Remember that Microsoft .NET Framework Assistant add-on that Microsoft sneaked into Firefox without explicit permission from end users?
Well, the code in that add-on has a serious code execution vulnerability that exposes Firefox users to the "browse and you're owned" attacks that are typically used in drive-by malware downloads.
The flaw was addressed in the MS09-054 bulletin that covered "critical" holes in Microsoft's Internet Explorer but, as Redmond's Security Research & Defense team explains, the drive-by download risk extends beyond Microsoft's browser.
A browse-and-get-owned attack vector exists. All that is needed is for a user to be lured to a malicious website. Triggering this vulnerability involves the use of a malicious XBAP (XAML Browser Application). Please not that while this attack vector matches one of the attack vectors for MS09-061, the underlying vulnerability is different. Here, the affected process is the Windows Presentation Foundation (WPF) hosting process, PresentationHost.exe.
While the vulnerability is in an IE component, there is an attack vector for Firefox users as well.
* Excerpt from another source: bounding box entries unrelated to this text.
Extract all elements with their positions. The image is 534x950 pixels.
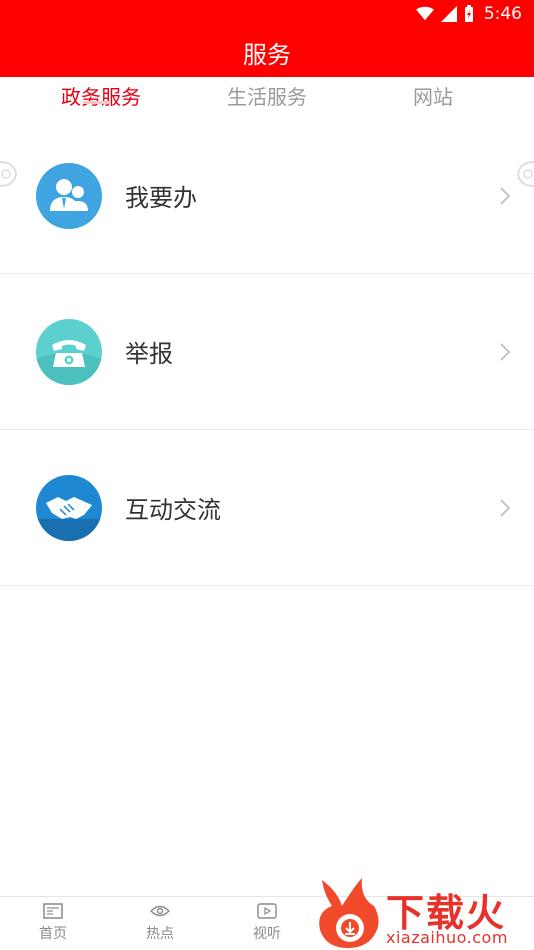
signal-icon [440, 5, 457, 22]
service-label: 我要办 [125, 184, 197, 212]
chevron-right-icon [500, 342, 511, 361]
tab-active-indicator [83, 101, 111, 104]
status-time: 5:46 [483, 3, 522, 24]
service-label: 举报 [125, 340, 173, 368]
eye-icon [150, 905, 170, 917]
nav-label: 热点 [146, 926, 174, 942]
page-title: 服务 [243, 40, 291, 69]
watermark-url: xiazaihuo.com [386, 928, 508, 947]
wifi-icon [415, 6, 434, 20]
service-label: 互动交流 [125, 496, 221, 524]
service-list: 我要办 举报 互动交流 [0, 118, 534, 586]
chevron-right-icon [500, 186, 511, 205]
tab-government-services[interactable]: 政务服务 [21, 83, 181, 111]
play-icon [257, 903, 277, 919]
newspaper-icon [43, 903, 63, 919]
battery-icon [464, 4, 473, 22]
service-item-report[interactable]: 举报 [0, 274, 534, 430]
nav-media[interactable]: 视听 [237, 903, 297, 943]
title-bar: 服务 [0, 27, 534, 77]
nav-label: 首页 [39, 926, 67, 942]
chevron-right-icon [500, 498, 511, 517]
telephone-icon [36, 318, 102, 385]
tab-bar: 政务服务 生活服务 网站 [0, 77, 534, 187]
service-item-handle[interactable]: 我要办 [0, 118, 534, 274]
nav-hot[interactable]: 热点 [130, 903, 190, 943]
tab-websites[interactable]: 网站 [353, 83, 513, 111]
watermark: 下载火 xiazaihuo.com [316, 876, 534, 950]
tab-life-services[interactable]: 生活服务 [187, 83, 347, 111]
nav-home[interactable]: 首页 [23, 903, 83, 943]
service-item-interaction[interactable]: 互动交流 [0, 430, 534, 586]
flame-logo-icon [319, 878, 379, 948]
status-bar: 5:46 [0, 0, 534, 27]
user-icon [36, 162, 102, 229]
nav-label: 视听 [253, 926, 281, 942]
handshake-icon [36, 474, 102, 541]
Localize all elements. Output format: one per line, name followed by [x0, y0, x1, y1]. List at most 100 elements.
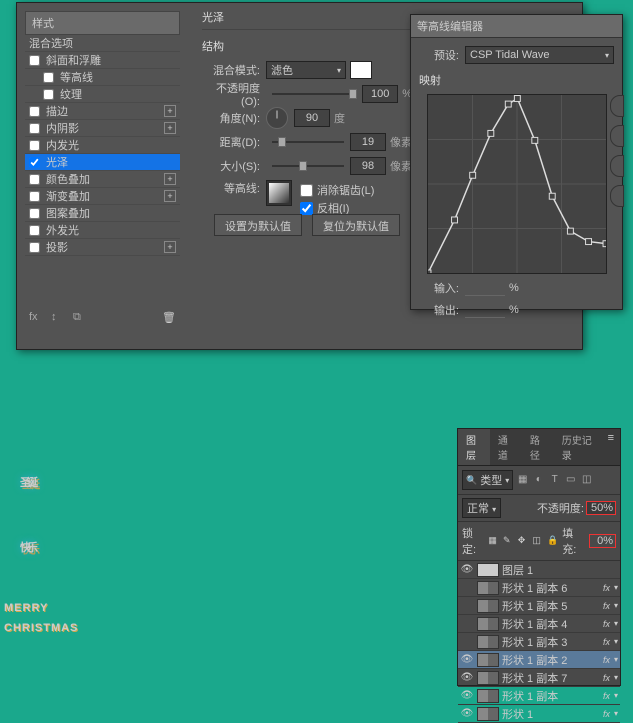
filter-shape-icon[interactable]: ▭: [564, 474, 577, 487]
chevron-down-icon[interactable]: ▾: [614, 691, 618, 700]
add-icon[interactable]: +: [164, 241, 176, 253]
fx-badge[interactable]: fx: [603, 619, 610, 629]
filter-pixel-icon[interactable]: ▦: [516, 474, 529, 487]
lock-position-icon[interactable]: ✥: [518, 535, 529, 547]
add-icon[interactable]: +: [164, 122, 176, 134]
style-checkbox[interactable]: [29, 55, 40, 66]
reset-default-button[interactable]: 复位为默认值: [312, 214, 400, 236]
filter-smart-icon[interactable]: ◫: [580, 474, 593, 487]
fx-badge[interactable]: fx: [603, 583, 610, 593]
style-checkbox[interactable]: [29, 106, 40, 117]
chevron-down-icon[interactable]: ▾: [614, 601, 618, 610]
curve-canvas[interactable]: [427, 94, 607, 274]
blend-mode-select[interactable]: 正常 ▾: [462, 498, 501, 518]
fx-badge[interactable]: fx: [603, 673, 610, 683]
blending-options[interactable]: 混合选项: [25, 35, 180, 52]
style-颜色叠加[interactable]: 颜色叠加+: [25, 171, 180, 188]
style-外发光[interactable]: 外发光: [25, 222, 180, 239]
invert-checkbox[interactable]: [300, 202, 313, 215]
fx-badge[interactable]: fx: [603, 601, 610, 611]
tab-layers[interactable]: 图层: [458, 429, 490, 465]
visibility-icon[interactable]: 👁: [460, 708, 474, 719]
style-checkbox[interactable]: [29, 191, 40, 202]
style-checkbox[interactable]: [29, 140, 40, 151]
distance-value[interactable]: 19: [350, 133, 386, 151]
layer-row[interactable]: 形状 1 副本 3fx▾: [458, 633, 620, 651]
lock-brush-icon[interactable]: ✎: [503, 535, 514, 547]
layer-row[interactable]: 形状 1 副本 6fx▾: [458, 579, 620, 597]
filter-type-icon[interactable]: T: [548, 474, 561, 487]
contour-picker[interactable]: [266, 180, 292, 206]
style-斜面和浮雕[interactable]: 斜面和浮雕: [25, 52, 180, 69]
fx-badge[interactable]: fx: [603, 637, 610, 647]
preset-select[interactable]: CSP Tidal Wave▾: [465, 46, 614, 64]
antialias-checkbox[interactable]: [300, 184, 313, 197]
side-button[interactable]: [610, 185, 624, 207]
add-icon[interactable]: +: [164, 190, 176, 202]
make-default-button[interactable]: 设置为默认值: [214, 214, 302, 236]
layer-row[interactable]: 形状 1 副本 4fx▾: [458, 615, 620, 633]
layer-row[interactable]: 👁形状 1fx▾: [458, 705, 620, 723]
lock-pixels-icon[interactable]: ▦: [488, 535, 499, 547]
style-checkbox[interactable]: [29, 157, 40, 168]
filter-adjust-icon[interactable]: ◐: [532, 474, 545, 487]
style-纹理[interactable]: 纹理: [25, 86, 180, 103]
chevron-down-icon[interactable]: ▾: [614, 583, 618, 592]
style-checkbox[interactable]: [29, 174, 40, 185]
style-内发光[interactable]: 内发光: [25, 137, 180, 154]
style-投影[interactable]: 投影+: [25, 239, 180, 256]
style-内阴影[interactable]: 内阴影+: [25, 120, 180, 137]
layer-row[interactable]: 👁形状 1 副本 7fx▾: [458, 669, 620, 687]
opacity-slider[interactable]: [272, 87, 356, 101]
visibility-icon[interactable]: 👁: [460, 564, 474, 575]
side-button[interactable]: [610, 125, 624, 147]
fx-badge[interactable]: fx: [603, 655, 610, 665]
layer-row[interactable]: 形状 1 副本 5fx▾: [458, 597, 620, 615]
tab-history[interactable]: 历史记录: [554, 429, 602, 465]
chevron-down-icon[interactable]: ▾: [614, 673, 618, 682]
size-value[interactable]: 98: [350, 157, 386, 175]
panel-menu-icon[interactable]: ≡: [602, 429, 620, 465]
opacity-value[interactable]: 100: [362, 85, 398, 103]
output-value[interactable]: [465, 302, 505, 318]
style-checkbox[interactable]: [29, 123, 40, 134]
lock-artboard-icon[interactable]: ◫: [532, 535, 543, 547]
chevron-down-icon[interactable]: ▾: [614, 709, 618, 718]
angle-value[interactable]: 90: [294, 109, 330, 127]
style-checkbox[interactable]: [43, 89, 54, 100]
add-icon[interactable]: +: [164, 173, 176, 185]
layer-row[interactable]: 👁形状 1 副本 2fx▾: [458, 651, 620, 669]
style-checkbox[interactable]: [29, 242, 40, 253]
visibility-icon[interactable]: 👁: [460, 672, 474, 683]
side-button[interactable]: [610, 95, 624, 117]
visibility-icon[interactable]: 👁: [460, 654, 474, 665]
fx-badge[interactable]: fx: [603, 691, 610, 701]
layer-opacity-value[interactable]: 50%: [586, 501, 616, 515]
chevron-down-icon[interactable]: ▾: [614, 655, 618, 664]
style-描边[interactable]: 描边+: [25, 103, 180, 120]
style-checkbox[interactable]: [29, 225, 40, 236]
filter-kind-select[interactable]: 🔍类型▾: [462, 470, 513, 490]
color-swatch[interactable]: [350, 61, 372, 79]
blend-mode-select[interactable]: 滤色▾: [266, 61, 346, 79]
visibility-icon[interactable]: 👁: [460, 690, 474, 701]
style-dup-icon[interactable]: ⧉: [73, 311, 87, 325]
trash-icon[interactable]: 🗑: [162, 311, 176, 325]
distance-slider[interactable]: [272, 135, 344, 149]
style-等高线[interactable]: 等高线: [25, 69, 180, 86]
angle-dial[interactable]: [266, 107, 288, 129]
chevron-down-icon[interactable]: ▾: [614, 637, 618, 646]
tab-paths[interactable]: 路径: [522, 429, 554, 465]
lock-all-icon[interactable]: 🔒: [547, 535, 558, 547]
style-up-icon[interactable]: ↕: [51, 311, 65, 325]
chevron-down-icon[interactable]: ▾: [614, 619, 618, 628]
fx-badge[interactable]: fx: [603, 709, 610, 719]
add-icon[interactable]: +: [164, 105, 176, 117]
fx-icon[interactable]: fx: [29, 311, 43, 325]
style-光泽[interactable]: 光泽: [25, 154, 180, 171]
style-checkbox[interactable]: [43, 72, 54, 83]
style-渐变叠加[interactable]: 渐变叠加+: [25, 188, 180, 205]
tab-channels[interactable]: 通道: [490, 429, 522, 465]
layer-fill-value[interactable]: 0%: [589, 534, 616, 548]
input-value[interactable]: [465, 280, 505, 296]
The reason is that .NET Framework 3.5 SP1 installs a “Windows Presentation Foundation” plug-in in Firefox.
Now, Microsoft's security folks are actually recommending that Firefox users uninstall the buggy add-on:
For Firefox users with .NET Framework 3.5 installed, you may use “Tools”-> “Add-ons” -> “Plugins”, select “Windows Presentation Foundation”, and click “Disable”.
This introduction of vulnerabilities in a competing browser is a colossal embarrassment for Microsoft. At the time of the surreptitious installs, there were prescient warnings from many in the community about the security implications of introducing new code into browsers without the knowledge -- and consent -- of end users.
This episode also underscores some of the hypocrisy that has risen to the surface in the new browser wars. When Google announced it would introduce a plug-in that runs Google Chrome inside Microsoft’s Internet Explorer, Microsoft whipped out the security card and warned that Google's move increased IE's attack surface.
“Given the security issues with plug-ins in general and Google Chrome in particular, Google Chrome Frame running as a plug-in has doubled the attach area for malware and malicious scripts. This is not a risk we would recommend our friends and families take."
Of course, when it's Microsoft introducing the security risk to other browsers (Silverlight, anyone?), we should all just grin and take it.